Boyd didn’t hang around long after filling his belly with fried bacon, beans, and pan bread. The alcohol he had consumed the night before was not through with him yet, however, and he promptly emptied the contents of his stomach beside the trading post. Afraid to tempt it again, he settled for one more cup of coffee before he departed, heading for Medicine Bow with a queasy gut and an aching head. Clem was content to see him go, and hoped he didn’t show up at his store with the rest of his brothers. “If he knows what’s good for him,” Clem commented, “he’ll leave Wolf the hell alone and count himself lucky to have got away without gettin’ his throat cut.” He dragged out a long sigh and turned toward the barn. “He sure as hell didn’t offer to hang around to help me stick Mace’s body in the ground, did he?”

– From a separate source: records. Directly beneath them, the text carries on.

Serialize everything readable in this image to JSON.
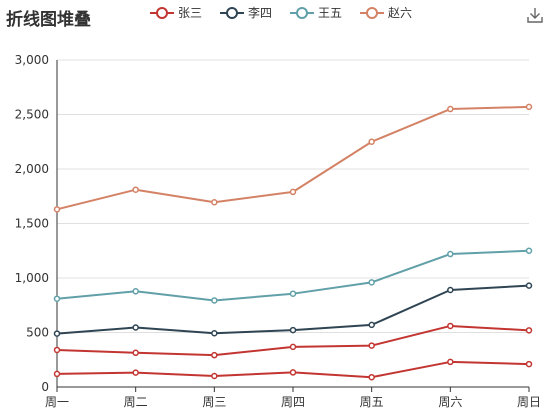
{
  "title": "折线图堆叠",
  "toolbox": {
    "icon": "download-icon"
  },
  "chart_data": {
    "type": "line",
    "stacked": true,
    "categories": [
      "周一",
      "周二",
      "周三",
      "周四",
      "周五",
      "周六",
      "周日"
    ],
    "ylim": [
      0,
      3000
    ],
    "yticks": [
      0,
      500,
      1000,
      1500,
      2000,
      2500,
      3000
    ],
    "ytick_labels": [
      "0",
      "500",
      "1,000",
      "1,500",
      "2,000",
      "2,500",
      "3,000"
    ],
    "grid": true,
    "legend_position": "top",
    "series": [
      {
        "name": "",
        "color": "#c23531",
        "values": [
          120,
          132,
          101,
          134,
          90,
          230,
          210
        ]
      },
      {
        "name": "张三",
        "color": "#c23531",
        "values": [
          220,
          182,
          191,
          234,
          290,
          330,
          310
        ]
      },
      {
        "name": "李四",
        "color": "#2f4554",
        "values": [
          150,
          232,
          201,
          154,
          190,
          330,
          410
        ]
      },
      {
        "name": "王五",
        "color": "#61a0a8",
        "values": [
          320,
          332,
          301,
          334,
          390,
          330,
          320
        ]
      },
      {
        "name": "赵六",
        "color": "#d48265",
        "values": [
          820,
          932,
          901,
          934,
          1290,
          1330,
          1320
        ]
      }
    ]
  }
}
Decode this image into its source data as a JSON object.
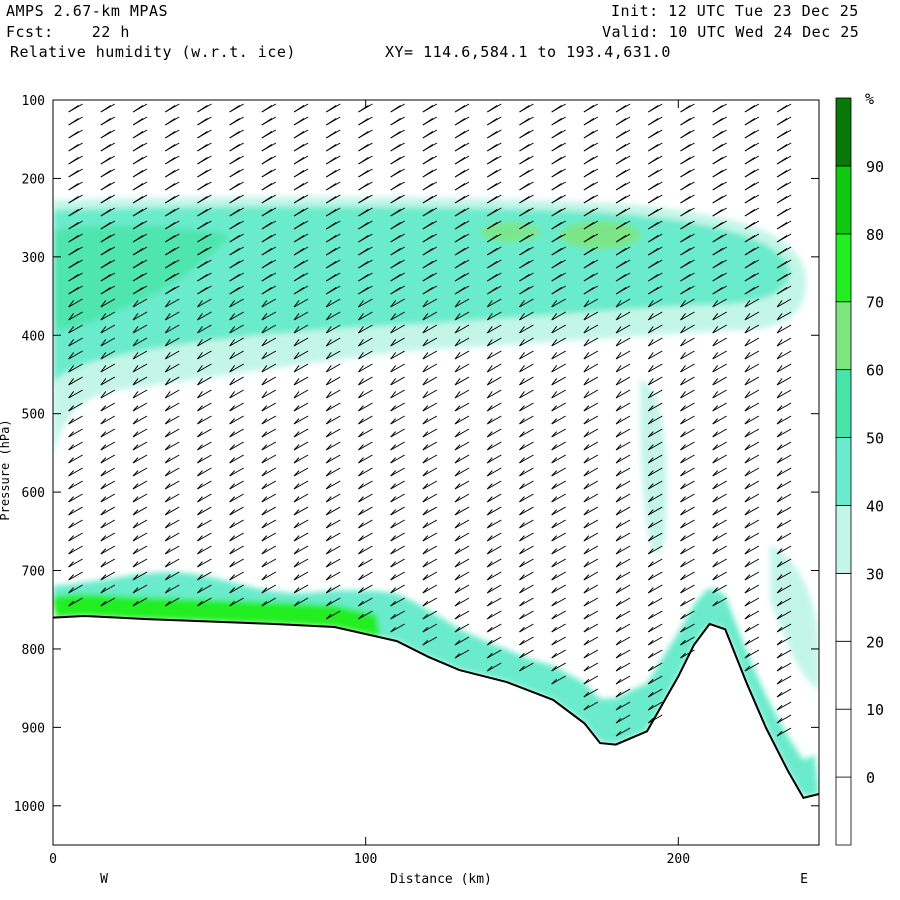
{
  "header": {
    "model": "AMPS 2.67-km MPAS",
    "init": "Init: 12 UTC Tue 23 Dec 25",
    "fcst": "Fcst:    22 h",
    "valid": "Valid: 10 UTC Wed 24 Dec 25",
    "field": "Relative humidity (w.r.t. ice)",
    "xy": "XY= 114.6,584.1 to 193.4,631.0"
  },
  "chart_data": {
    "type": "heatmap",
    "xlabel": "Distance (km)",
    "ylabel": "Pressure (hPa)",
    "xlim": [
      0,
      245
    ],
    "ylim": [
      1050,
      100
    ],
    "xticks": [
      0,
      100,
      200
    ],
    "yticks": [
      100,
      200,
      300,
      400,
      500,
      600,
      700,
      800,
      900,
      1000
    ],
    "west_label": "W",
    "east_label": "E",
    "terrain_surface_hPa": {
      "x": [
        0,
        10,
        30,
        50,
        70,
        90,
        110,
        120,
        130,
        145,
        160,
        170,
        175,
        180,
        190,
        200,
        205,
        210,
        215,
        222,
        228,
        235,
        240,
        245
      ],
      "p": [
        760,
        758,
        762,
        765,
        768,
        772,
        790,
        810,
        827,
        842,
        865,
        895,
        920,
        922,
        905,
        835,
        795,
        768,
        775,
        845,
        900,
        955,
        990,
        985
      ]
    },
    "colorbar": {
      "unit": "%",
      "levels": [
        0,
        10,
        20,
        30,
        40,
        50,
        60,
        70,
        80,
        90
      ],
      "colors": [
        "#ffffff",
        "#ffffff",
        "#ffffff",
        "#ffffff",
        "#c4f6e8",
        "#6aebcc",
        "#48e4a8",
        "#7ee67e",
        "#22ee22",
        "#10c810",
        "#087808"
      ]
    },
    "wind_barbs": "many wind barbs along vertical columns spaced ~10 km apart"
  }
}
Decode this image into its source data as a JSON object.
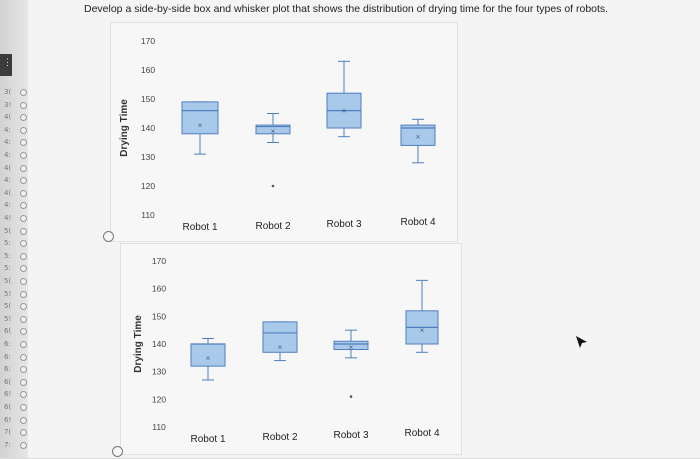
{
  "question": {
    "text": "Develop a side-by-side box and whisker plot that shows the distribution of drying time for the four types of robots."
  },
  "sidebar": {
    "row_labels": [
      "3(",
      "3!",
      "4(",
      "4:",
      "4:",
      "4:",
      "4(",
      "4:",
      "4(",
      "4:",
      "4!",
      "5(",
      "5:",
      "5:",
      "5:",
      "5(",
      "5!",
      "5(",
      "5!",
      "6(",
      "6:",
      "6:",
      "6:",
      "6(",
      "6!",
      "6(",
      "6!",
      "7(",
      "7:"
    ]
  },
  "icons": {
    "radio_a": "radio-circle",
    "radio_b": "radio-circle",
    "pointer": "arrow-cursor",
    "sidebar_tab": "bookmark-tab"
  },
  "chart_data": [
    {
      "type": "box",
      "option": "A",
      "ylabel": "Drying Time",
      "yticks": [
        170,
        160,
        150,
        140,
        130,
        120,
        110
      ],
      "ylim": [
        110,
        170
      ],
      "categories": [
        "Robot 1",
        "Robot 2",
        "Robot 3",
        "Robot 4"
      ],
      "boxes": [
        {
          "whisker_low": 131,
          "q1": 138,
          "median": 146,
          "q3": 149,
          "whisker_high": 149,
          "mean": 141,
          "outliers": []
        },
        {
          "whisker_low": 135,
          "q1": 138,
          "median": 140.5,
          "q3": 141,
          "whisker_high": 145,
          "mean": 139,
          "outliers": [
            120
          ]
        },
        {
          "whisker_low": 137,
          "q1": 140,
          "median": 146,
          "q3": 152,
          "whisker_high": 163,
          "mean": 146,
          "outliers": []
        },
        {
          "whisker_low": 128,
          "q1": 134,
          "median": 140,
          "q3": 141,
          "whisker_high": 143,
          "mean": 137,
          "outliers": []
        }
      ],
      "box_color": "#a9c9ea",
      "edge_color": "#4f7fbf"
    },
    {
      "type": "box",
      "option": "B",
      "ylabel": "Drying Time",
      "yticks": [
        170,
        160,
        150,
        140,
        130,
        120,
        110
      ],
      "ylim": [
        110,
        170
      ],
      "categories": [
        "Robot 1",
        "Robot 2",
        "Robot 3",
        "Robot 4"
      ],
      "boxes": [
        {
          "whisker_low": 127,
          "q1": 132,
          "median": 140,
          "q3": 140,
          "whisker_high": 142,
          "mean": 135,
          "outliers": []
        },
        {
          "whisker_low": 134,
          "q1": 137,
          "median": 144,
          "q3": 148,
          "whisker_high": 148,
          "mean": 139,
          "outliers": []
        },
        {
          "whisker_low": 135,
          "q1": 138,
          "median": 140,
          "q3": 141,
          "whisker_high": 145,
          "mean": 139,
          "outliers": [
            121
          ]
        },
        {
          "whisker_low": 137,
          "q1": 140,
          "median": 146,
          "q3": 152,
          "whisker_high": 163,
          "mean": 145,
          "outliers": []
        }
      ],
      "box_color": "#a9c9ea",
      "edge_color": "#4f7fbf"
    }
  ]
}
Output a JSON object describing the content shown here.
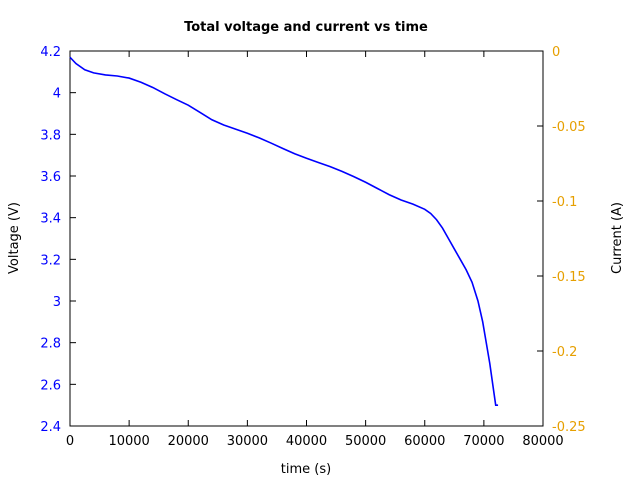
{
  "chart_data": {
    "type": "line",
    "title": "Total voltage and current vs time",
    "xlabel": "time (s)",
    "ylabel": "Voltage (V)",
    "y2label": "Current (A)",
    "xlim": [
      0,
      80000
    ],
    "ylim": [
      2.4,
      4.2
    ],
    "y2lim": [
      -0.25,
      0
    ],
    "grid": false,
    "x_ticks": [
      "0",
      "10000",
      "20000",
      "30000",
      "40000",
      "50000",
      "60000",
      "70000",
      "80000"
    ],
    "y_ticks": [
      "2.4",
      "2.6",
      "2.8",
      "3",
      "3.2",
      "3.4",
      "3.6",
      "3.8",
      "4",
      "4.2"
    ],
    "y2_ticks": [
      "-0.25",
      "-0.2",
      "-0.15",
      "-0.1",
      "-0.05",
      "0"
    ],
    "colors": {
      "voltage": "#0000ff",
      "current_axis": "#e69f00",
      "axes": "#000000"
    },
    "series": [
      {
        "axis": "left",
        "x": [
          0,
          1000,
          2500,
          4000,
          6000,
          8000,
          10000,
          12000,
          14000,
          16000,
          18000,
          20000,
          22000,
          24000,
          26000,
          28000,
          30000,
          32000,
          34000,
          36000,
          38000,
          40000,
          42000,
          44000,
          46000,
          48000,
          50000,
          52000,
          54000,
          56000,
          58000,
          60000,
          61000,
          62000,
          63000,
          64000,
          65000,
          66000,
          67000,
          68000,
          69000,
          69800,
          70400,
          71000,
          71500,
          72000,
          72400
        ],
        "y": [
          4.17,
          4.14,
          4.11,
          4.095,
          4.085,
          4.08,
          4.07,
          4.05,
          4.025,
          3.995,
          3.967,
          3.94,
          3.905,
          3.87,
          3.845,
          3.825,
          3.805,
          3.783,
          3.758,
          3.732,
          3.707,
          3.685,
          3.665,
          3.645,
          3.622,
          3.597,
          3.57,
          3.54,
          3.51,
          3.485,
          3.465,
          3.44,
          3.42,
          3.39,
          3.35,
          3.3,
          3.25,
          3.2,
          3.15,
          3.09,
          3.0,
          2.9,
          2.8,
          2.7,
          2.6,
          2.5,
          2.5
        ]
      }
    ]
  }
}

By the time Boyd Dawson left Clem Russell’s store, Wolf was nearly fifteen miles away from the
North Platte, riding a course he thought would take him in the direction he needed to follow. He figured he had settled Ned’s account with the Taggart brothers, and that was the end of it. Heading generally northeast, he hoped to strike the Cheyenne River in a couple of days. From there, he felt he could work back to intersect his original trail into the foothills to the Black Hills, where Ned had overtaken him. He had already decided to forget thoughts of signing on as a scout at Fort Fetterman. Without Ned to vouch for him, he was not confident that the army would take a chance on him, and there was the possibility that he would be recognized as the escaped prisoner from Fort Laramie. In spite of what Ned had told him about the trouble brewing between the army and the prospectors, and the possibility that the Sioux were going to come down on both of them, he decided he would see for himself if the hills were being overrun by white prospectors.

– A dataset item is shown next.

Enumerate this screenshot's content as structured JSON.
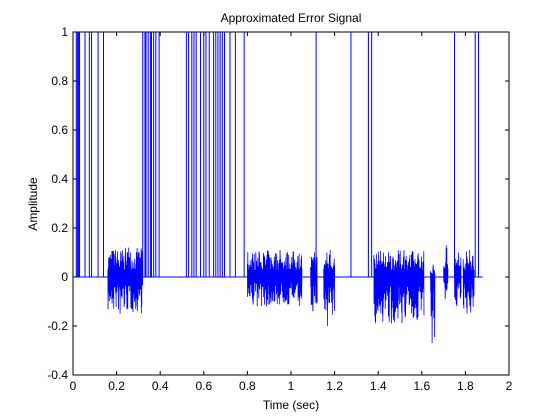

Visible for miles before reaching them, the odd mountain chain stood out as an island of hills and trees in the treeless prairie surrounding them. They at once looked out of place in the midst of the high prairie land, as if some spiritual hand had placed them there as a sacred refuge of tall mountains covered with pines, with clear, rushing streams. It was a place of mystery, and there was little wonder that the Sioux, Cheyenne, and Arapaho called it Paha Sapa, the center of the world. He understood their reverence for the mountains and felt that he shared it as well, feelings that were left over from his one visit a few years back. It made him wonder why he had left there.

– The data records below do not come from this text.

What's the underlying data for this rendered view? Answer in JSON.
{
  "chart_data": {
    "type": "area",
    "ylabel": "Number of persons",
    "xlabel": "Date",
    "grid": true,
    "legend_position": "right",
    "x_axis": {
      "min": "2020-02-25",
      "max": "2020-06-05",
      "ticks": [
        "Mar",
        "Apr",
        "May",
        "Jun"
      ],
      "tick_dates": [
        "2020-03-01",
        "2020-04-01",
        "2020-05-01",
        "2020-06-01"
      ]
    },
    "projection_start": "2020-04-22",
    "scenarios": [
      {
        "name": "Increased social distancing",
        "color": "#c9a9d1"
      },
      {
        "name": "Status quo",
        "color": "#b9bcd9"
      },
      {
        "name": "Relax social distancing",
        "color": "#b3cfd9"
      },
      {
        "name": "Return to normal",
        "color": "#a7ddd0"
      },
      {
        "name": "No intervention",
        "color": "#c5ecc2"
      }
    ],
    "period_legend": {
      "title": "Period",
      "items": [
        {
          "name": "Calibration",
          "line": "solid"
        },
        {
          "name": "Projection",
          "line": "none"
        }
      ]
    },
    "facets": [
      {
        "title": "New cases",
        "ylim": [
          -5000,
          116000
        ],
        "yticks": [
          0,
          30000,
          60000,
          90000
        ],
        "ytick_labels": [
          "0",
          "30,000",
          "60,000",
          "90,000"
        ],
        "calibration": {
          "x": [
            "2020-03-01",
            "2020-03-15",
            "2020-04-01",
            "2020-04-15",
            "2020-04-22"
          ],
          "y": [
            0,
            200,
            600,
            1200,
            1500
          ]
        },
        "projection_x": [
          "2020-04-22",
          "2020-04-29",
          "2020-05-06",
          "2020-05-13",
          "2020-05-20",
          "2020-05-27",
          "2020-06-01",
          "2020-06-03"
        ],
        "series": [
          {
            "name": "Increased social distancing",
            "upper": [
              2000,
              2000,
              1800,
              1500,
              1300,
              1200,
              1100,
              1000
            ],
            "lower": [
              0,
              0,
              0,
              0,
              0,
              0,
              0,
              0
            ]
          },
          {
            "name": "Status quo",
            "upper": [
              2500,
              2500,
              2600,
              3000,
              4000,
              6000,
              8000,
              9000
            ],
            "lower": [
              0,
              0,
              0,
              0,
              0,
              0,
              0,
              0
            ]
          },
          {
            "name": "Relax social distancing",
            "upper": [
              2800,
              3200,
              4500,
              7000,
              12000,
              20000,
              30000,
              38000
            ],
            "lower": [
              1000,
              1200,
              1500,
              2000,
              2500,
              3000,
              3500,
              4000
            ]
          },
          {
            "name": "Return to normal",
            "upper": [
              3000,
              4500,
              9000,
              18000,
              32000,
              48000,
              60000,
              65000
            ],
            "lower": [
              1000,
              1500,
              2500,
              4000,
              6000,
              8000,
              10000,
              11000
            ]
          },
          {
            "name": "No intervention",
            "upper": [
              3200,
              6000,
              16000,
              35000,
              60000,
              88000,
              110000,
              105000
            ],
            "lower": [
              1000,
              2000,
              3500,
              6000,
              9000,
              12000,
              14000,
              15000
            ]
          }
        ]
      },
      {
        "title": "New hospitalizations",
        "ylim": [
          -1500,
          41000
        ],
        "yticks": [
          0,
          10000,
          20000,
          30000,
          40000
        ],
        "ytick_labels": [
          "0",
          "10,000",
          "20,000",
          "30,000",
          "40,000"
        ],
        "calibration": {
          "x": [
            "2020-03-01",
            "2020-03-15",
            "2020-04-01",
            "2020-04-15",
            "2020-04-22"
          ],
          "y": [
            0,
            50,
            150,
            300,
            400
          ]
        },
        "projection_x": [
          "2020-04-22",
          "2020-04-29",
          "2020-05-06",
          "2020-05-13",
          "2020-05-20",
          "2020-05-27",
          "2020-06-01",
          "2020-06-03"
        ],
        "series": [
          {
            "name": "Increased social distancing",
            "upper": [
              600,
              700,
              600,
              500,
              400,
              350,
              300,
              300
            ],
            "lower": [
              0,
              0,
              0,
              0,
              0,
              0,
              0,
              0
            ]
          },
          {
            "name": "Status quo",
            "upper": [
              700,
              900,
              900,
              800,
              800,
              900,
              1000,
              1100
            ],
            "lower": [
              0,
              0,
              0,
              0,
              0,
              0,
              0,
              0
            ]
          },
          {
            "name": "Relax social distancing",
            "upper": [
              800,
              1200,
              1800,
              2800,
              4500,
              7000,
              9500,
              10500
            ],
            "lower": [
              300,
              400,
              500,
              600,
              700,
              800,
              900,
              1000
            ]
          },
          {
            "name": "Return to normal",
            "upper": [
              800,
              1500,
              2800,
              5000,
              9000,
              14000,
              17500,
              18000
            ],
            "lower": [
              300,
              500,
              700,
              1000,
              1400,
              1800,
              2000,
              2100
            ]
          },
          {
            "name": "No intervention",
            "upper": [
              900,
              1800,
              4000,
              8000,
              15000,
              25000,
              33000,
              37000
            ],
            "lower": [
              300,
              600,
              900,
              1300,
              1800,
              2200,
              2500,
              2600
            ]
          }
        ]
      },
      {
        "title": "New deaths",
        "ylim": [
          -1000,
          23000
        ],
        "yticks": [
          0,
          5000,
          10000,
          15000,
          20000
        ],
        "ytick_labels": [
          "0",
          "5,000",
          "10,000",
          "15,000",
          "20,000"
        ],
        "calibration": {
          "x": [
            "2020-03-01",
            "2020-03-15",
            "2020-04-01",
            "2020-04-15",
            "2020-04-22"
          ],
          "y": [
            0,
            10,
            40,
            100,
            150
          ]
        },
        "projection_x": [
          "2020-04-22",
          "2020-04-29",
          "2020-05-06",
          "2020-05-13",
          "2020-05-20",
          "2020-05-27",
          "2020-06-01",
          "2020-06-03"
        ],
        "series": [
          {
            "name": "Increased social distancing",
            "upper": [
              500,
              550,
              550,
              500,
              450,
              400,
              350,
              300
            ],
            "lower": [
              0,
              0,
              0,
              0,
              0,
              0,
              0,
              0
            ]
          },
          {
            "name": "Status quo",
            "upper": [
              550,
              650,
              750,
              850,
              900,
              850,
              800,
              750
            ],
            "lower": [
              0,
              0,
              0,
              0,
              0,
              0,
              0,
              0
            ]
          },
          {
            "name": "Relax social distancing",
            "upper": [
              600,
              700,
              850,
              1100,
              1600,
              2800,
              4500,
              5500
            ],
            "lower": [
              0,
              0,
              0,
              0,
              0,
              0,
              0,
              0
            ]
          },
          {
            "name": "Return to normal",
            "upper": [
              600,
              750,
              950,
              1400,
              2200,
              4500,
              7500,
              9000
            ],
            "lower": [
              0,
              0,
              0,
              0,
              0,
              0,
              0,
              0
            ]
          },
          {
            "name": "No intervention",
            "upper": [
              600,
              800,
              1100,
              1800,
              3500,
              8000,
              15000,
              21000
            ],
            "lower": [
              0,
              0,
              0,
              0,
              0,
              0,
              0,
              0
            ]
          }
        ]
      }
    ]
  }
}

He reached in his pocket and pulled out the two double eagles Lorena had given him, and examined them carefully. “Maybe I can learn to find gold,” he said to Brownie, remembering that Ned used to talk to the horse all the time. He stroked the face of his horse then and said, “Maybe I need to start talkin’ to you. You don’t even have a name.” He was not a deep thinker. If he had been, he might have realized that his mind was more at ease now with the prospect of returning to his lonely existence in the mountains. It was the only life he really knew.